# Self-Interpreting Bible from John Brown of Haddington



## J.L. Allen (Nov 1, 2019)

Dear people of the Board,

I was wondering if there are modern printings of John Brown of Haddington's self-interpreting Bible? This nifty website has an online version, but I was wanting to know if there was a hard copy or even availability on Accordance.

Reactions: Like 1


----------



## B.L. (Nov 1, 2019)

If I'm not mistaken the Westminster Reference Bible by Trinitarian Bible Society has John Brown of Haddington's Self-Interpreting Bible in the margins.

Reactions: Like 1


----------



## TylerRay (Nov 1, 2019)

B.L. McDonald said:


> If I'm not mistaken the Westminster Reference Bible by Trinitarian Bible Society has John Brown of Haddington's Self-Interpreting Bible in the margins.


It has JBH's references, but not his notes, etc.

Reactions: Informative 2


----------



## J.L. Allen (Nov 1, 2019)

TylerRay said:


> It has JBH's references, but not his notes, etc.


How would JBH's references differ from others? Could you give some examples?


----------



## TylerRay (Nov 1, 2019)

Johnathan Lee Allen said:


> How would JBH's references differ from others? Could you give some examples?


There are 200,000 of them.


----------



## JimmyH (Nov 1, 2019)

Johnathan Lee Allen said:


> How would JBH's references differ from others? Could you give some examples?

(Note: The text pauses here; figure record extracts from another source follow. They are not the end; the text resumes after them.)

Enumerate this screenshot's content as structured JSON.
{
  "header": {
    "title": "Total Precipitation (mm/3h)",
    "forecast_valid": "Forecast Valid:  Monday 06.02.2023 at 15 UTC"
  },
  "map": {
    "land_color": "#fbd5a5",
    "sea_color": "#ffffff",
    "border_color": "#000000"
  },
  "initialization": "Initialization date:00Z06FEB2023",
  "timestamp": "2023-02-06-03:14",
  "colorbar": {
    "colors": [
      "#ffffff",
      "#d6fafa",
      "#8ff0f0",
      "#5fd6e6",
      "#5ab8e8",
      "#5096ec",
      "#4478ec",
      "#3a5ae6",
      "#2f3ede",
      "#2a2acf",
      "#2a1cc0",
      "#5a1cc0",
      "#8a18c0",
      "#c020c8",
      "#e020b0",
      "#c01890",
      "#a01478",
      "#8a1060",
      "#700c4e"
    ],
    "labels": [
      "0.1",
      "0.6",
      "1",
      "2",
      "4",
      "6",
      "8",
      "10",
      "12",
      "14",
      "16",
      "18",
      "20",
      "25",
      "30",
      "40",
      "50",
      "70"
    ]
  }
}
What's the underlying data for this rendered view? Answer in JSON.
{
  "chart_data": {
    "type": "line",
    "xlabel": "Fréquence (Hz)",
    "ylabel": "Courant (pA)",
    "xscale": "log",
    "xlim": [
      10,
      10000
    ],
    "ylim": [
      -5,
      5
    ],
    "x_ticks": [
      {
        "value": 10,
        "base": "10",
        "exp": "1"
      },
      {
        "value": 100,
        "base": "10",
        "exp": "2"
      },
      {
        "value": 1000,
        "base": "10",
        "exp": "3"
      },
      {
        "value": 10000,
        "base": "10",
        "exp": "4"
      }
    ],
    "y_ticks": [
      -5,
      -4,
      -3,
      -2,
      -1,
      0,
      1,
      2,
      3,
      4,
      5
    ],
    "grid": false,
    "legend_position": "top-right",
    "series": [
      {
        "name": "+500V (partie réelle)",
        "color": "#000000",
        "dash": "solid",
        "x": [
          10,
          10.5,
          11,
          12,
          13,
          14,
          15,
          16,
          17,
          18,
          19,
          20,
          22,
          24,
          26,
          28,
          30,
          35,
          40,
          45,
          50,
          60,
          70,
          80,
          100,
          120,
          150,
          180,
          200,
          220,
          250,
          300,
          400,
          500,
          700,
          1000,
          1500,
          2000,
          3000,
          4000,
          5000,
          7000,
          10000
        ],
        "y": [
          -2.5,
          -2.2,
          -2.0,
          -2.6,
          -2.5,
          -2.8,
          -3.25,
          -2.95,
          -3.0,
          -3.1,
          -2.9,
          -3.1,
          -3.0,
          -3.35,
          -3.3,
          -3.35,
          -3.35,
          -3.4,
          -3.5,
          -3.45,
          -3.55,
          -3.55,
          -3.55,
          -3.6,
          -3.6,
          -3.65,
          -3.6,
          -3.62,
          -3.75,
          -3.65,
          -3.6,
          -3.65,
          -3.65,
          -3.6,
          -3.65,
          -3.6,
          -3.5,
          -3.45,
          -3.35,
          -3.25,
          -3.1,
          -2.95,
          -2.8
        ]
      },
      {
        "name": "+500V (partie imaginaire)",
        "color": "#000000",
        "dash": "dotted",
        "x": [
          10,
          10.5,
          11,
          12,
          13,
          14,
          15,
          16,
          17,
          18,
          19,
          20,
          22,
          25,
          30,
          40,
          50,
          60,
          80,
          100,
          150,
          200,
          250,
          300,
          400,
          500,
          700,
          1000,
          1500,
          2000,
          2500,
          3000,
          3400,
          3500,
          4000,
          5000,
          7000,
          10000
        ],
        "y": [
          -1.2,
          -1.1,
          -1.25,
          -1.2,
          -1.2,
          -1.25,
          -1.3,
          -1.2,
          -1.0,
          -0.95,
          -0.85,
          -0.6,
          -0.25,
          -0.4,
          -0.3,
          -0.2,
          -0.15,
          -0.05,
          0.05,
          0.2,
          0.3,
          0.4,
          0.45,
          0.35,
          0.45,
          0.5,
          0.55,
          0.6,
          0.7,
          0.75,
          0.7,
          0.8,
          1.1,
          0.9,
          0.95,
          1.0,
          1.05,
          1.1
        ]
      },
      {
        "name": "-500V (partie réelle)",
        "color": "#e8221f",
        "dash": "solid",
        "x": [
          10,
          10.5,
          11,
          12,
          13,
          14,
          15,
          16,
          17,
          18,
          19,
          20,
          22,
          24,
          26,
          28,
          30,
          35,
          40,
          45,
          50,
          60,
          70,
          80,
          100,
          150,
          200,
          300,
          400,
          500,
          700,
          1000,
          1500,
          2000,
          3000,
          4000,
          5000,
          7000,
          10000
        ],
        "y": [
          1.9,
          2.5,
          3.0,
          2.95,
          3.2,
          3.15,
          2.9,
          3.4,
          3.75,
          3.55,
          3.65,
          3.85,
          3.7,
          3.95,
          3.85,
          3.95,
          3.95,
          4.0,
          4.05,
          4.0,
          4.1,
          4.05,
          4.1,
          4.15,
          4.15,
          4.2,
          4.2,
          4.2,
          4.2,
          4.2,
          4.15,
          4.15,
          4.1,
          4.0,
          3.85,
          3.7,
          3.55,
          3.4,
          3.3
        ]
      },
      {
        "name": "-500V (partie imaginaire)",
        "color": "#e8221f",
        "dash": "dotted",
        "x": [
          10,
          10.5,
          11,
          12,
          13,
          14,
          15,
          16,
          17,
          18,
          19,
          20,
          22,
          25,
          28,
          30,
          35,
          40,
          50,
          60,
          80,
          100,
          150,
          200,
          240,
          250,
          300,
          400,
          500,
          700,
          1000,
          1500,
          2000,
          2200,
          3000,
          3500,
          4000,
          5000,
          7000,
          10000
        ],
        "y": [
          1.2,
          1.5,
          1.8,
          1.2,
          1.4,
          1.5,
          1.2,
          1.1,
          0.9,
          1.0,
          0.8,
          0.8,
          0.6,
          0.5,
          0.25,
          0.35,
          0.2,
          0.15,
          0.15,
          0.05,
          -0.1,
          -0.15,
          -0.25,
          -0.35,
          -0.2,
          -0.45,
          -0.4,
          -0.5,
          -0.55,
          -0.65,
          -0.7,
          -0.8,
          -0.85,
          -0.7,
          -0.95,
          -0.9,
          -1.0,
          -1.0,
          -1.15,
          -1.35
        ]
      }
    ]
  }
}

I have a 4 vol edition of 'The Self Interpreting Bible,' Thompson Publishing Co 1905. It has John Brown's 'Reflections', along with commentary by a few other gentlemen I haven't heard of outside of this set of large volumes.
JB's 'Reflections' are purely devotional. There is nothing of 'weight' to them, though for what they are they are edifying. If that is what you're looking for they are readily available on ebay. I personally was disappointed in the set. https://www.ebay.com/itm/THE-SELF-I...962742?hash=item4203491536:g:Ux8AAOSw1cJdC-ys

Reactions: Informative 1


----------